A conversa prolongou-se pelo jantar, na elegantíssima sala Mermoz, decorada com motivos do correio aéreo que voava de Toulouse ao Rio de Janeiro, com uma das escalas em Saint-Louis, e do seu piloto mais famoso: Jean Mermoz. A sala estava vazia e proporcionava uma tranquilidade celestial. Helena e Jean estavam absorvidos pela conversa, trocando de vez em quando gestos carinhosos que acrescentavam à intimidade do jantar: uma paixão recíproca.

A libido entre os dois é notória pelos sinais gestuais que confirmam, no vinho degustado com prazer e encanto, e identificado por Jean como o símbolo do requinte: - Beber vinho e amar são instantes de total entrega. Helena molhou os lábios no «Chateau Petrus», e beijou apaixonadamente Jean. Este pegou-lhe na mão e quando chegaram junto à escadaria estreita levou-a ao colo até ao quarto 219; não parecia um vulgar quarto de hotel, móveis, objectos pessoais, quadros e retratos, pareciam ter uma relação directa, muito íntima, com o hóspede.
- Costuma ficar aqui muitas vezes?
- Fico sempre aqui. Tem uma vista soberba sobre o rio e a praça.
- Helena desviou o cortinado para ver; Jean, abraçando-a pela cintura, começou a beijar-lhe o pescoço...

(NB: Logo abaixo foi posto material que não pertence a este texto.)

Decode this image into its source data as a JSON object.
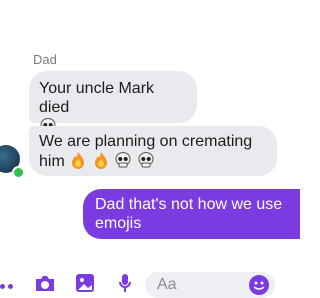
{
  "thread": {
    "sender_name": "Dad",
    "messages": [
      {
        "from": "Dad",
        "text": "Your uncle Mark died",
        "emojis": [
          "skull"
        ]
      },
      {
        "from": "Dad",
        "text": "We are planning on cremating",
        "text2": "him",
        "emojis": [
          "fire",
          "fire",
          "skull",
          "skull"
        ]
      },
      {
        "from": "me",
        "text": "Dad that's not how we use emojis"
      }
    ]
  },
  "composer": {
    "placeholder": "Aa",
    "icons": [
      "more-icon",
      "camera-icon",
      "photo-icon",
      "mic-icon",
      "smile-icon"
    ]
  },
  "colors": {
    "accent": "#7a3be0",
    "incoming_bubble": "#e9eaee",
    "online": "#31c24d"
  }
}
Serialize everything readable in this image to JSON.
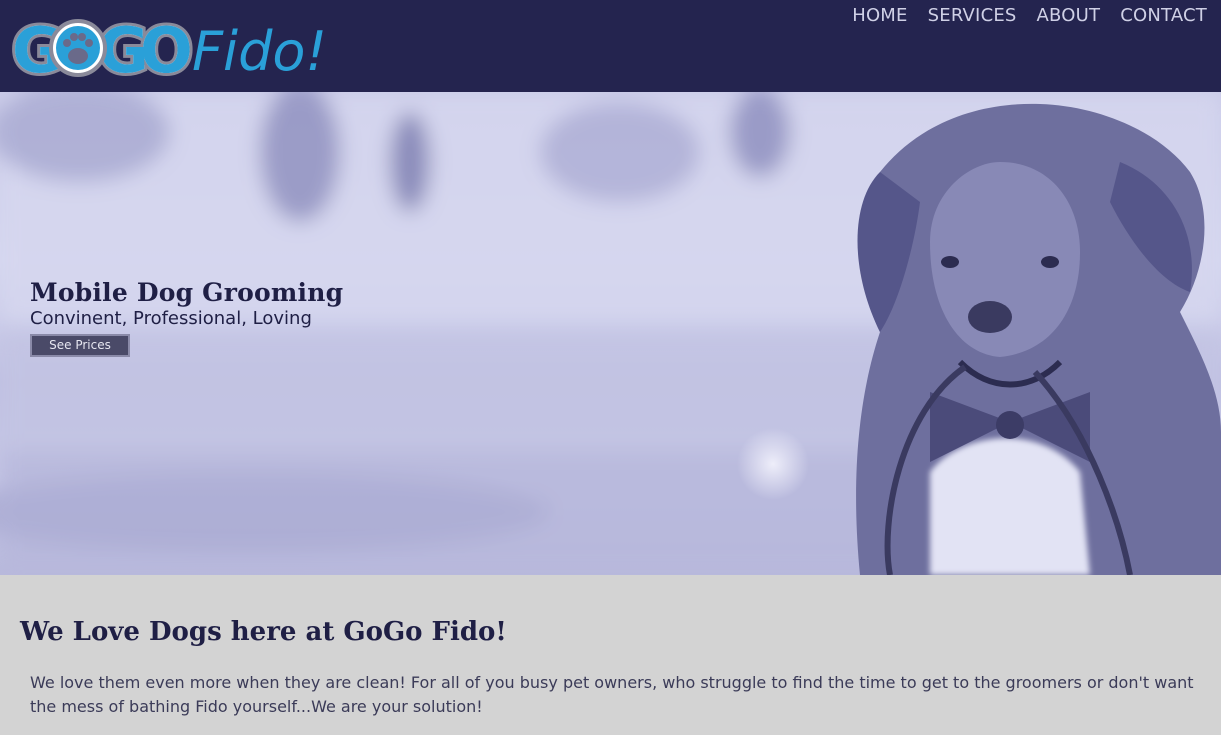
{
  "header": {
    "logo_text_a": "GOGO",
    "logo_text_b": "Fido!",
    "nav": [
      {
        "label": "HOME"
      },
      {
        "label": "SERVICES"
      },
      {
        "label": "ABOUT"
      },
      {
        "label": "CONTACT"
      }
    ]
  },
  "hero": {
    "title": "Mobile Dog Grooming",
    "subtitle": "Convinent, Professional, Loving",
    "cta_label": "See Prices"
  },
  "intro": {
    "heading": "We Love Dogs here at GoGo Fido!",
    "body": "We love them even more when they are clean! For all of you busy pet owners, who struggle to find the time to get to the groomers or don't want the mess of bathing Fido yourself...We are your solution!"
  },
  "colors": {
    "header_bg": "#24244f",
    "hero_tint": "#c9cae8",
    "section_bg": "#d3d3d3",
    "logo_blue": "#2aa0d8"
  },
  "icons": {
    "logo_paw": "paw-icon"
  }
}
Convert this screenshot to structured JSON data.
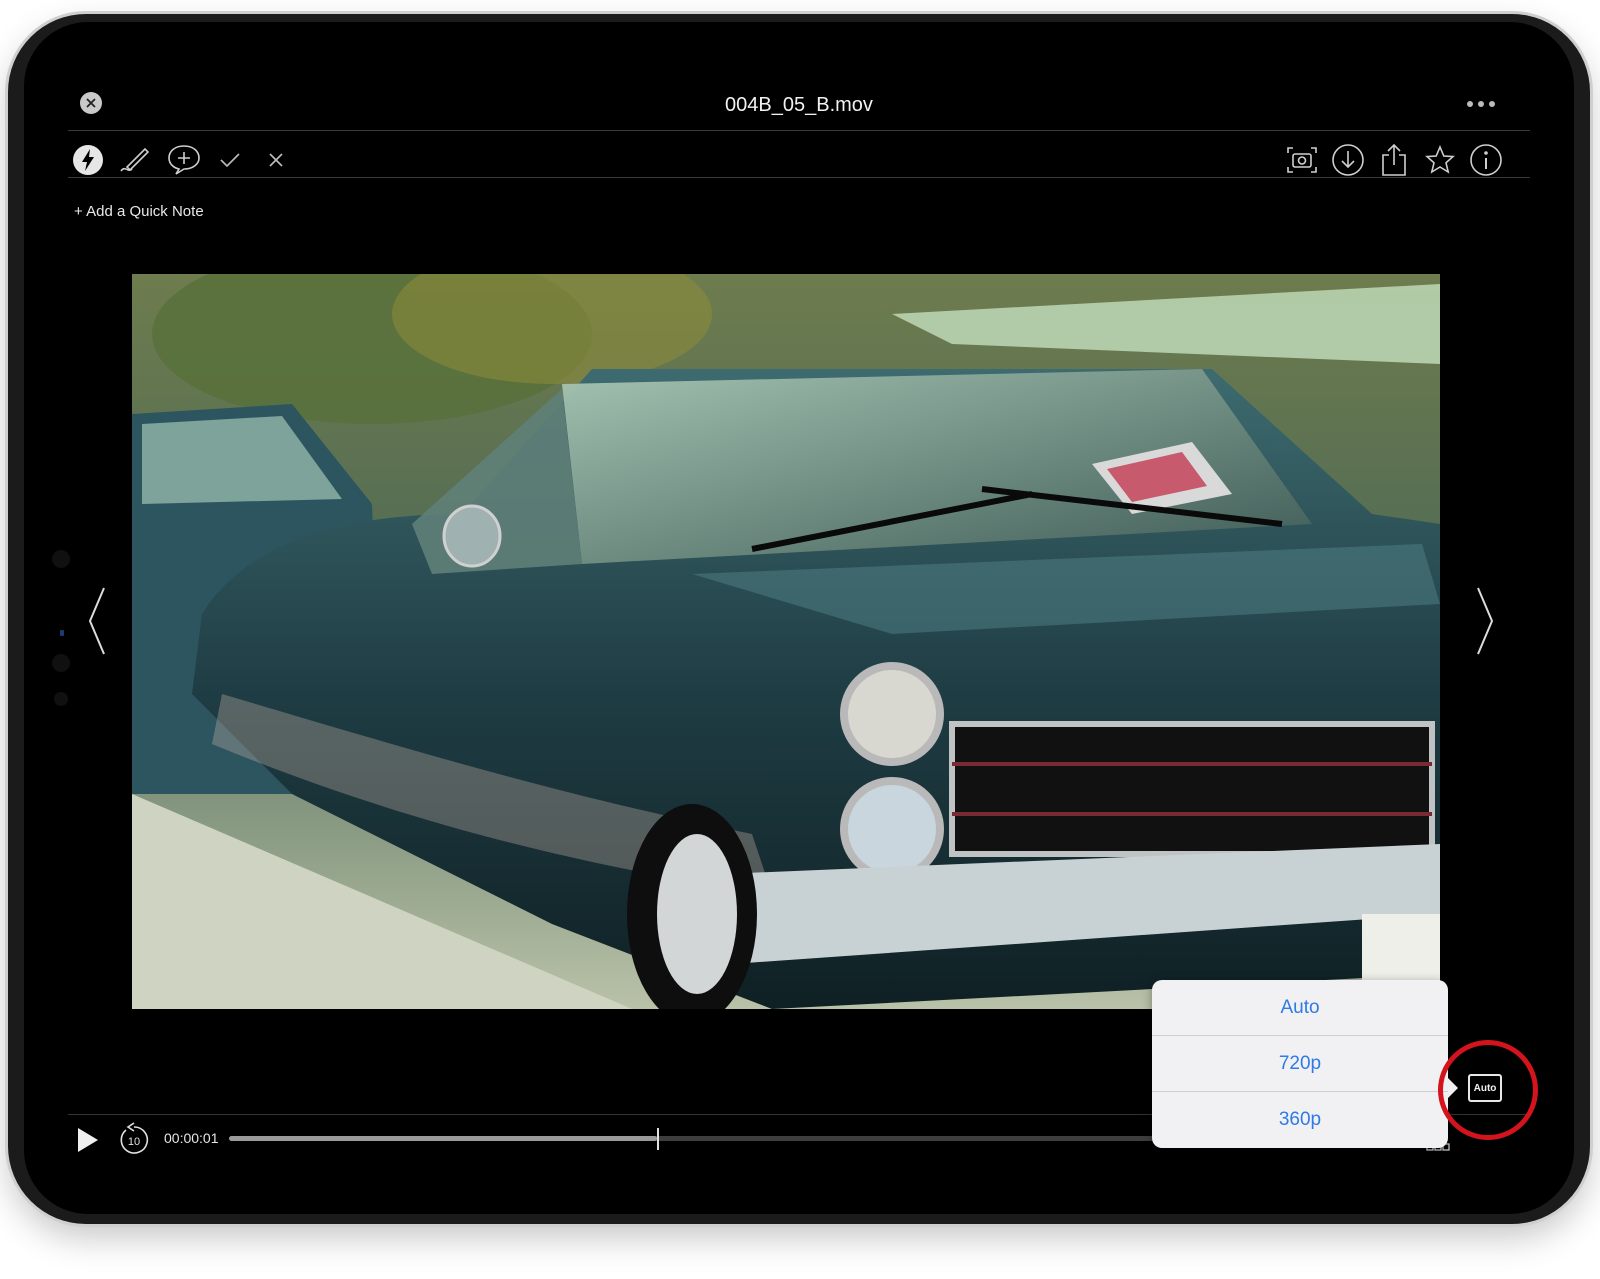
{
  "header": {
    "title": "004B_05_B.mov",
    "close_icon": "close-icon",
    "more_icon": "more-icon"
  },
  "toolbar": {
    "left_icons": [
      "lightning-icon",
      "pen-icon",
      "comment-add-icon",
      "checkmark-icon",
      "x-icon"
    ],
    "right_icons": [
      "screenshot-icon",
      "download-icon",
      "share-icon",
      "star-icon",
      "info-icon"
    ]
  },
  "quick_note": {
    "label": "+ Add a Quick Note"
  },
  "player": {
    "timecode": "00:00:01",
    "progress": 0.46,
    "play_icon": "play-icon",
    "rewind_icon": "rewind-10-icon",
    "rewind_label": "10"
  },
  "quality_menu": {
    "options": [
      "Auto",
      "720p",
      "360p"
    ],
    "selected": "Auto",
    "button_label": "Auto"
  },
  "colors": {
    "accent_blue": "#2f7ae5",
    "highlight_red": "#d3141c"
  }
}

De manhã, Helena acordou com um dedo de sol a acariciar-lhe o rosto. O dia estava bonito e ela feliz. Os seus olhos brilhavam e o seu corpo, adoçado por uma noite de amor, parecia ter mais energia do que nunca.
De repente, deu-se conta que estava sozinha. Não havia malas ou roupa espalhada, apenas móveis, objectos sem vida, sem memória. Objectos que só ganham brilho, quando há memória. Jean tinha partido, porquê?
Não chorou, mas os seus olhos ficaram tristes. Desceu, dirigiu-se à recepção e perguntou se o hóspede do quarto 219 já tinha saido?
- O recepcionista, admirado, balbuciou: - O hóspede do quarto 219? Esta noite não alugamos esse quarto...
- Um senhor chamado Jean não consta da sua lista? Costuma ficar sempre no quarto 219, veja lá, por favor, deve conhecê-lo.
- Jean? Quem costumava ficar nesse quarto era Jean Mermoz, o famoso aviador, mas morreu em 1936 no meio do Atlântico e agora o quarto é uma espécie de museu, quer visitá-lo? Tenho muito prazer em...
- Não se incomode, muito obrigado.

Helena sentou-se na sala Mermoz para tomar o pequeno almoço, fixou o olhar na imagem do piloto que lhe dá o nome, a qual, na noite passada não parecia estar ali naquela parede.
Gustave, o francês, aproximou-se:- Bom-dia, ontem quando viemos do restaurante ainda bati uma vez à porta do teu quarto, mas já devias estar a dormir...estavas tão cansada que dormistes como um anjo, não?
Helena, sem deixar de olhar para a imagem de Jean Mermoz, respondeu muito baixinho: - Como um anjo não, com um anjo.